By grouping, we see that the diverging sum $\sum_{k=2}^{\infty} \frac{1}{k}$ can be reorganized as $(\frac{1}{2}+\frac{1}{4}+\frac{1}{8}...)+(\frac{1}{3}+\frac{1}{9}+\frac{1}{27}...)+(\frac{1}{5}+\frac{1}{25}+\frac{1}{125}...)...$ , skipping all the sums whose first term denominator is in $\mathbb{A}$ . (Because they would already be in series before them).

Therefore, $(\frac{1}{2}+\frac{1}{3}+\frac{1}{4}...)=(\frac{1}{2}+\frac{1}{4}+\frac{1}{8}...)+(\frac{1}{3}+\frac{1}{9}+\frac{1}{27}...)+(\frac{1}{5}+\frac{1}{25}+\frac{1}{125}...)$ .

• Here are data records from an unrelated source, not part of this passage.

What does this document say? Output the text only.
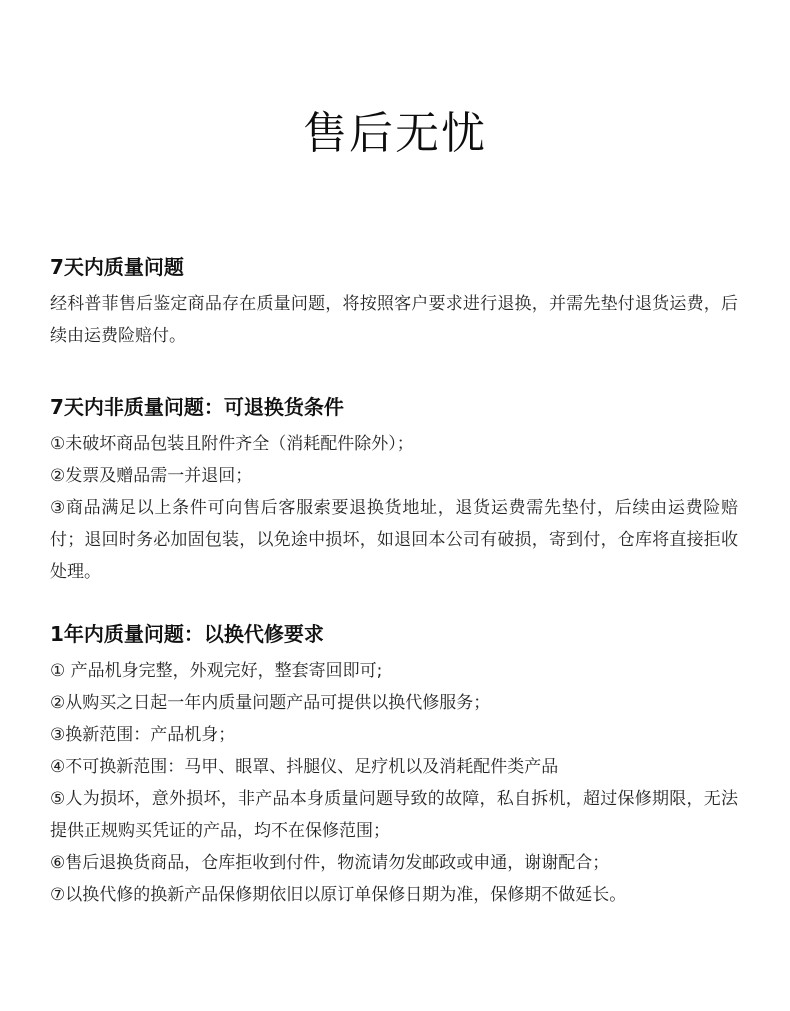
售后无忧
7天内质量问题

经科普菲售后鉴定商品存在质量问题，将按照客户要求进行退换，并需先垫付退货运费，后续由运费险赔付。

7天内非质量问题：可退换货条件

①未破坏商品包装且附件齐全（消耗配件除外）；

②发票及赠品需一并退回；

③商品满足以上条件可向售后客服索要退换货地址，退货运费需先垫付，后续由运费险赔付；退回时务必加固包装，以免途中损坏，如退回本公司有破损，寄到付，仓库将直接拒收处理。

1年内质量问题：以换代修要求

① 产品机身完整，外观完好，整套寄回即可;

②从购买之日起一年内质量问题产品可提供以换代修服务；

③换新范围：产品机身；

④不可换新范围：马甲、眼罩、抖腿仪、足疗机以及消耗配件类产品

⑤人为损坏，意外损坏，非产品本身质量问题导致的故障，私自拆机，超过保修期限，无法提供正规购买凭证的产品，均不在保修范围；

⑥售后退换货商品，仓库拒收到付件，物流请勿发邮政或申通，谢谢配合；

⑦以换代修的换新产品保修期依旧以原订单保修日期为准，保修期不做延长。
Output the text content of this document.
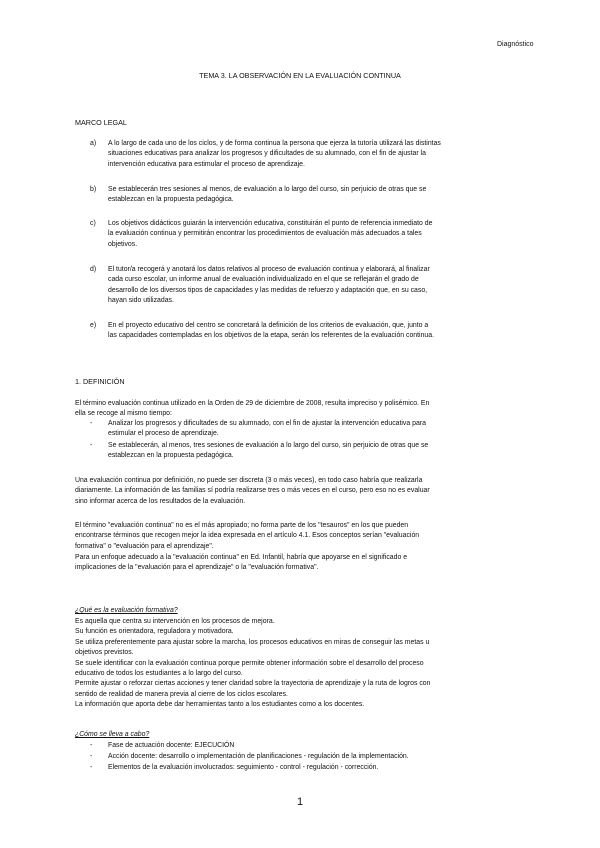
Diagnóstico
TEMA 3. LA OBSERVACIÓN EN LA EVALUACIÓN CONTINUA
MARCO LEGAL
a) A lo largo de cada uno de los ciclos, y de forma continua la persona que ejerza la tutoría utilizará las distintas
situaciones educativas para analizar los progresos y dificultades de su alumnado, con el fin de ajustar la
intervención educativa para estimular el proceso de aprendizaje.
b) Se establecerán tres sesiones al menos, de evaluación a lo largo del curso, sin perjuicio de otras que se
establezcan en la propuesta pedagógica.
c) Los objetivos didácticos guiarán la intervención educativa, constituirán el punto de referencia inmediato de
la evaluación continua y permitirán encontrar los procedimientos de evaluación más adecuados a tales
objetivos.
d) El tutor/a recogerá y anotará los datos relativos al proceso de evaluación continua y elaborará, al finalizar
cada curso escolar, un informe anual de evaluación individualizado en el que se reflejarán el grado de
desarrollo de los diversos tipos de capacidades y las medidas de refuerzo y adaptación que, en su caso,
hayan sido utilizadas.
e) En el proyecto educativo del centro se concretará la definición de los criterios de evaluación, que, junto a
las capacidades contempladas en los objetivos de la etapa, serán los referentes de la evaluación continua.
1. DEFINICIÓN
El término evaluación continua utilizado en la Orden de 29 de diciembre de 2008, resulta impreciso y polisémico. En
ella se recoge al mismo tiempo:
- Analizar los progresos y dificultades de su alumnado, con el fin de ajustar la intervención educativa para
estimular el proceso de aprendizaje.
- Se establecerán, al menos, tres sesiones de evaluación a lo largo del curso, sin perjuicio de otras que se
establezcan en la propuesta pedagógica.
Una evaluación continua por definición, no puede ser discreta (3 o más veces), en todo caso habría que realizarla
diariamente. La información de las familias sí podría realizarse tres o más veces en el curso, pero eso no es evaluar
sino informar acerca de los resultados de la evaluación.
El término "evaluación continua" no es el más apropiado; no forma parte de los "tesauros" en los que pueden
encontrarse términos que recogen mejor la idea expresada en el artículo 4.1. Esos conceptos serían "evaluación
formativa" o "evaluación para el aprendizaje".
Para un enfoque adecuado a la "evaluación continua" en Ed. Infantil, habría que apoyarse en el significado e
implicaciones de la "evaluación para el aprendizaje" o la "evaluación formativa".
¿Qué es la evaluación formativa?
Es aquella que centra su intervención en los procesos de mejora.
Su función es orientadora, reguladora y motivadora.
Se utiliza preferentemente para ajustar sobre la marcha, los procesos educativos en miras de conseguir las metas u
objetivos previstos.
Se suele identificar con la evaluación continua porque permite obtener información sobre el desarrollo del proceso
educativo de todos los estudiantes a lo largo del curso.
Permite ajustar o reforzar ciertas acciones y tener claridad sobre la trayectoria de aprendizaje y la ruta de logros con
sentido de realidad de manera previa al cierre de los ciclos escolares.
La información que aporta debe dar herramientas tanto a los estudiantes como a los docentes.
¿Cómo se lleva a cabo?
- Fase de actuación docente: EJECUCIÓN
- Acción docente: desarrollo o implementación de planificaciones - regulación de la implementación.
- Elementos de la evaluación involucrados: seguimiento - control - regulación - corrección.
1
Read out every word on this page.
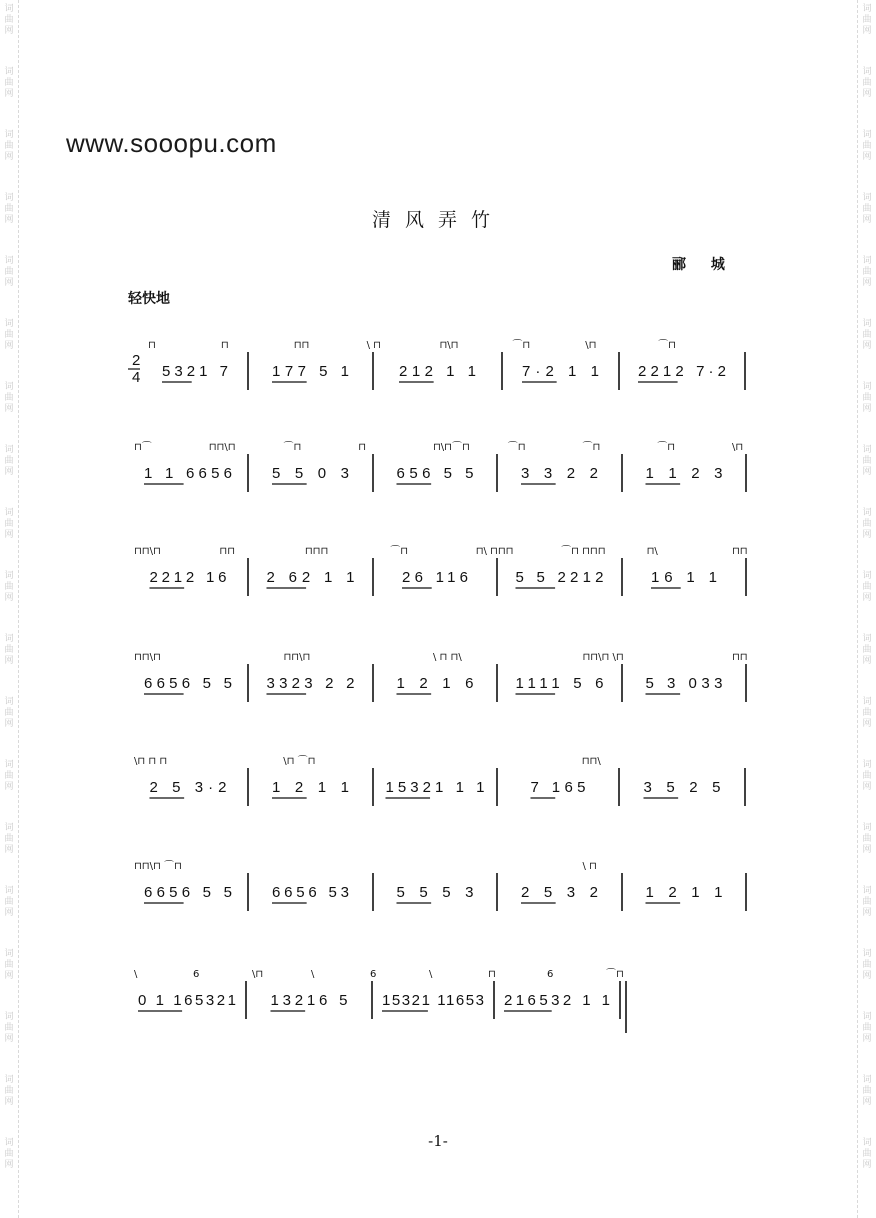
词曲网
词曲网
词曲网
词曲网
词曲网
词曲网
词曲网
词曲网
词曲网
词曲网
词曲网
词曲网
词曲网
词曲网
词曲网
词曲网
词曲网
词曲网
词曲网
词曲网
词曲网
词曲网
词曲网
词曲网
词曲网
词曲网
词曲网
词曲网
词曲网
词曲网
词曲网
词曲网
词曲网
词曲网
词曲网
词曲网
词曲网
词曲网
www.sooopu.com
清风弄竹
郦 城
轻快地
-1-
2
4
⊓	⊓	⊓⊓	\ ⊓	⊓\⊓	⌒⊓	\⊓	⌒⊓
5321 7	177 5 1	212 1 1	7·2 1 1	2212 7·2
⊓⌒	⊓⊓\⊓	⌒⊓	⊓	⊓\⊓⌒⊓	⌒⊓	⌒⊓	⌒⊓	\⊓
1 1 6656	5 5 0 3	656 5 5	3 3 2 2	1 1 2 3
⊓⊓\⊓	⊓⊓	⊓⊓⊓	⌒⊓	⊓\ ⊓⊓⊓	⌒⊓ ⊓⊓⊓	⊓\	⊓⊓
2212 16	2 62 1 1	26 116	5 5 2212	16 1 1
⊓⊓\⊓	⊓⊓\⊓	\ ⊓ ⊓\	⊓⊓\⊓ \⊓	⊓⊓
6656 5 5 3323 2 2	1 2 1 6	1111 5 6	5 3 033
\⊓ ⊓ ⊓	\⊓ ⌒⊓	⊓⊓\
2 5 3·2	1 2 1 1 15321 1 1	7 165	3 5 2 5
⊓⊓\⊓ ⌒⊓	\ ⊓
6656 5 5	6656 53	5 5 5 3	2 5 3 2	1 2 1 1
\	6	\⊓	\	6	\	⊓	6	⌒⊓
0 1 165321 13216 5 15321 11653 216532 1 1
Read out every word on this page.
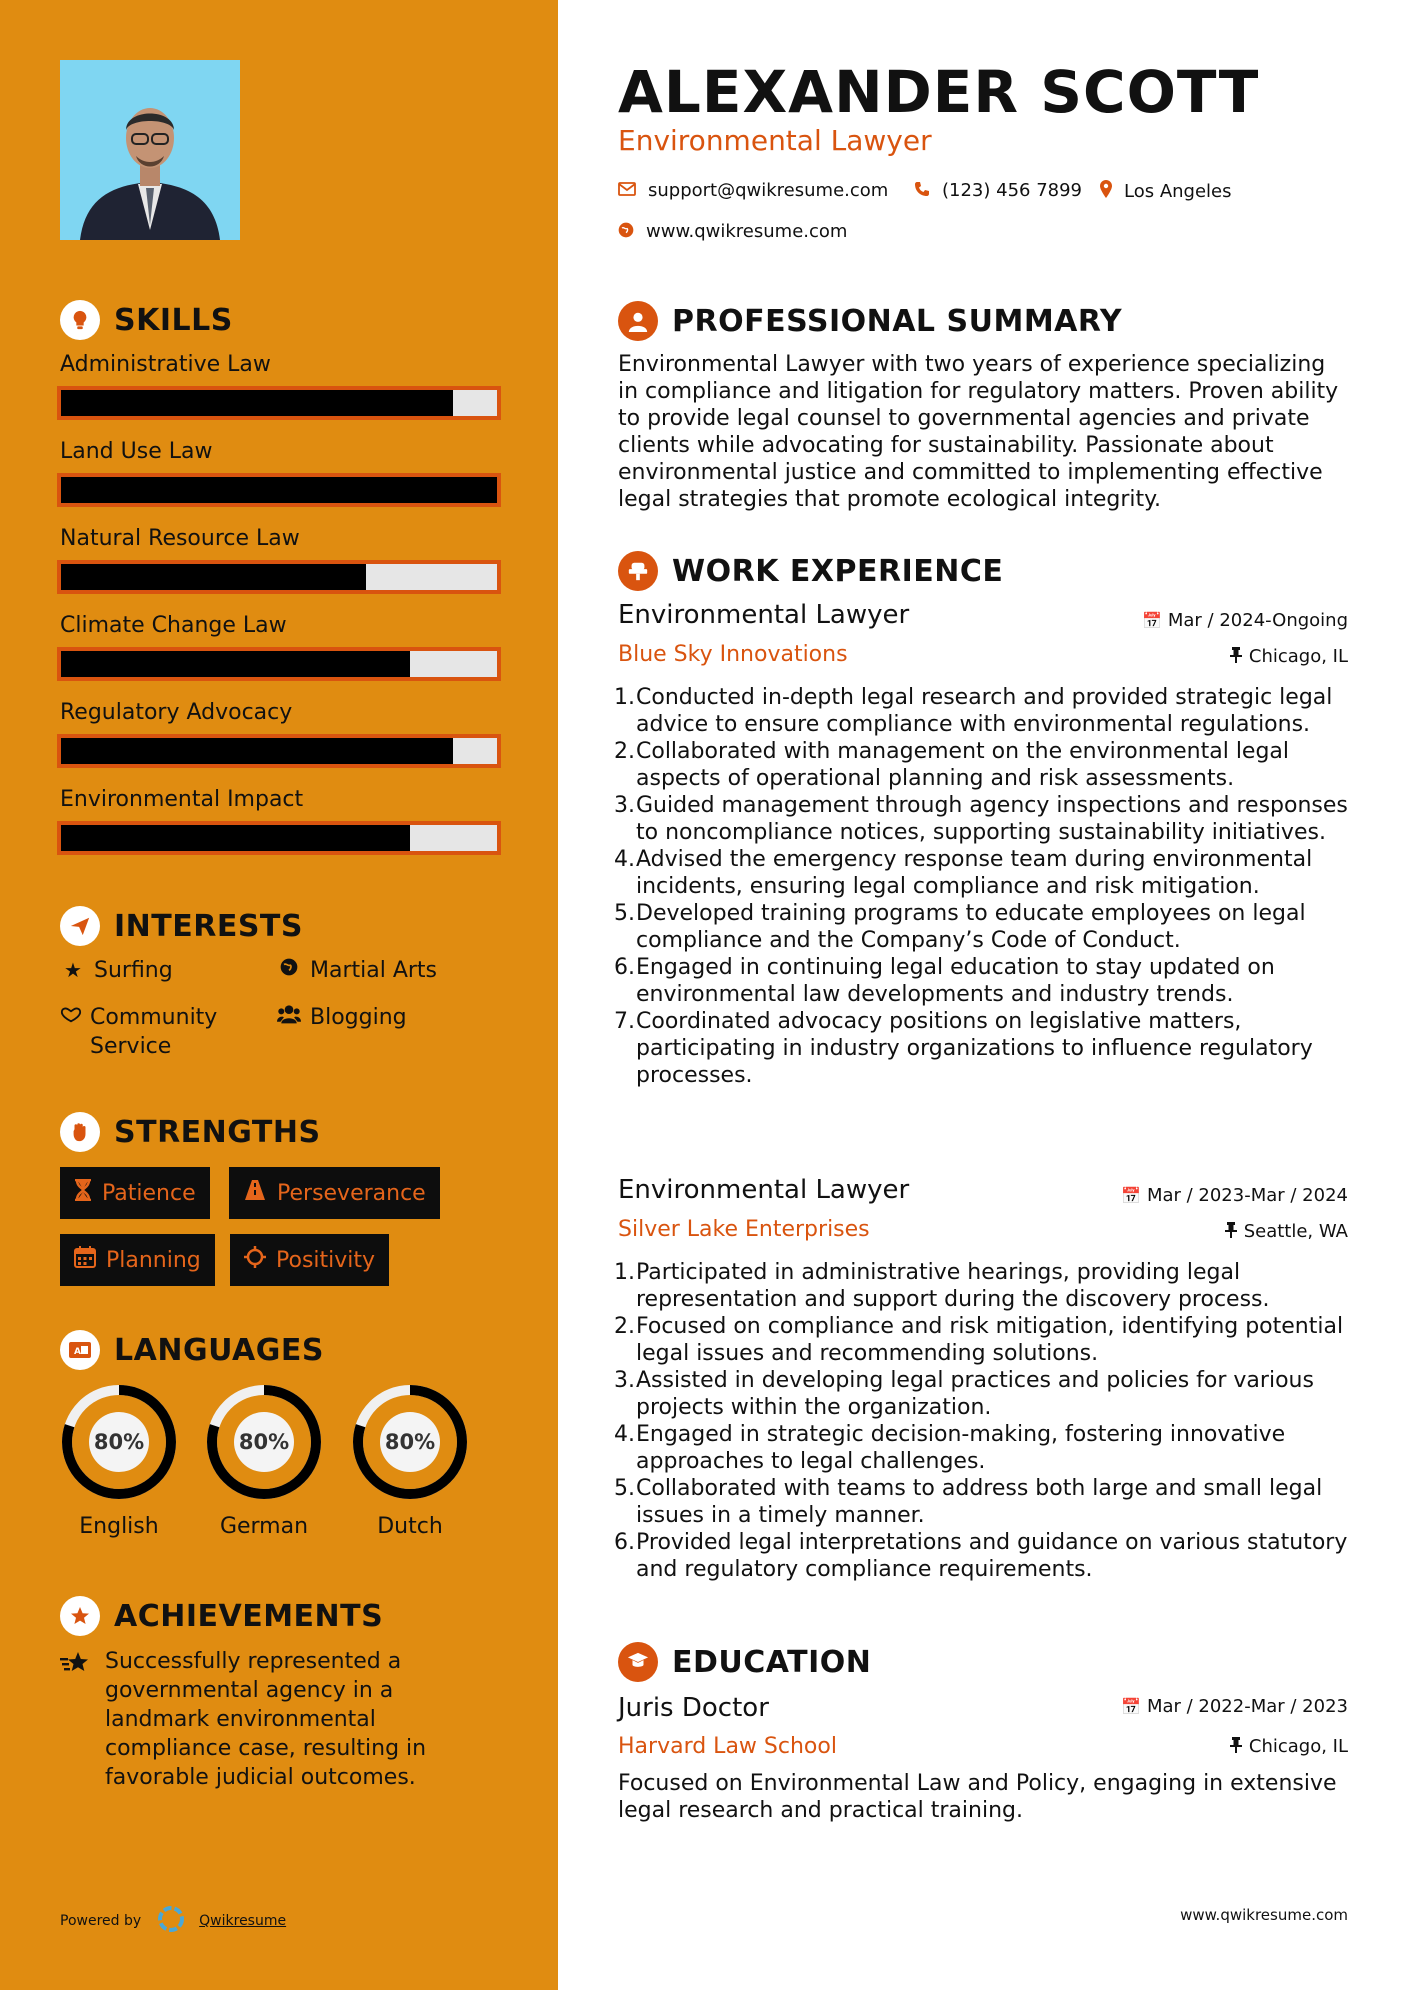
SKILLS
Administrative Law
Land Use Law
Natural Resource Law
Climate Change Law
Regulatory Advocacy
Environmental Impact
INTERESTS
★ Surfing	Martial Arts
Community Service
Blogging
STRENGTHS
Patience	Perseverance
Planning	Positivity
A LANGUAGES
80%
English
80%
German
80%
Dutch
ACHIEVEMENTS
Successfully represented a governmental agency in a landmark environmental compliance case, resulting in favorable judicial outcomes.
Powered by	Qwikresume
ALEXANDER SCOTT
Environmental Lawyer
support@qwikresume.com	(123) 456 7899 Los Angeles
www.qwikresume.com
PROFESSIONAL SUMMARY
Environmental Lawyer with two years of experience specializing in compliance and litigation for regulatory matters. Proven ability to provide legal counsel to governmental agencies and private clients while advocating for sustainability. Passionate about environmental justice and committed to implementing effective legal strategies that promote ecological integrity.
WORK EXPERIENCE
Environmental Lawyer	📅 Mar / 2024-Ongoing
Blue Sky Innovations	Chicago, IL
1. Conducted in-depth legal research and provided strategic legal advice to ensure compliance with environmental regulations.
2. Collaborated with management on the environmental legal aspects of operational planning and risk assessments.
3. Guided management through agency inspections and responses to noncompliance notices, supporting sustainability initiatives.
4. Advised the emergency response team during environmental incidents, ensuring legal compliance and risk mitigation.
5. Developed training programs to educate employees on legal compliance and the Company’s Code of Conduct.
6. Engaged in continuing legal education to stay updated on environmental law developments and industry trends.
7. Coordinated advocacy positions on legislative matters, participating in industry organizations to influence regulatory processes.
Environmental Lawyer	📅 Mar / 2023-Mar / 2024
Silver Lake Enterprises	Seattle, WA
1. Participated in administrative hearings, providing legal representation and support during the discovery process.
2. Focused on compliance and risk mitigation, identifying potential legal issues and recommending solutions.
3. Assisted in developing legal practices and policies for various projects within the organization.
4. Engaged in strategic decision-making, fostering innovative approaches to legal challenges.
5. Collaborated with teams to address both large and small legal issues in a timely manner.
6. Provided legal interpretations and guidance on various statutory and regulatory compliance requirements.
EDUCATION
Juris Doctor	📅 Mar / 2022-Mar / 2023
Harvard Law School	Chicago, IL
Focused on Environmental Law and Policy, engaging in extensive legal research and practical training.
www.qwikresume.com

Now, the right side can be simplified, using the fact above, to $(1+\frac{1}{2}+\frac{1}{4}...)$ . Here, all the fractions with $(denominator+1)\in\mathbb{A}$ are being excluded.

Because everything in the right side but 1 is also on the left side (it's an infinite sum!), we can cancel out and get $(\frac{1}{3}+\frac{1}{7}+\frac{1}{8}...)=1$ .

But the left side is exactly the sum we wanted!

Therefore, the answer is $1$ .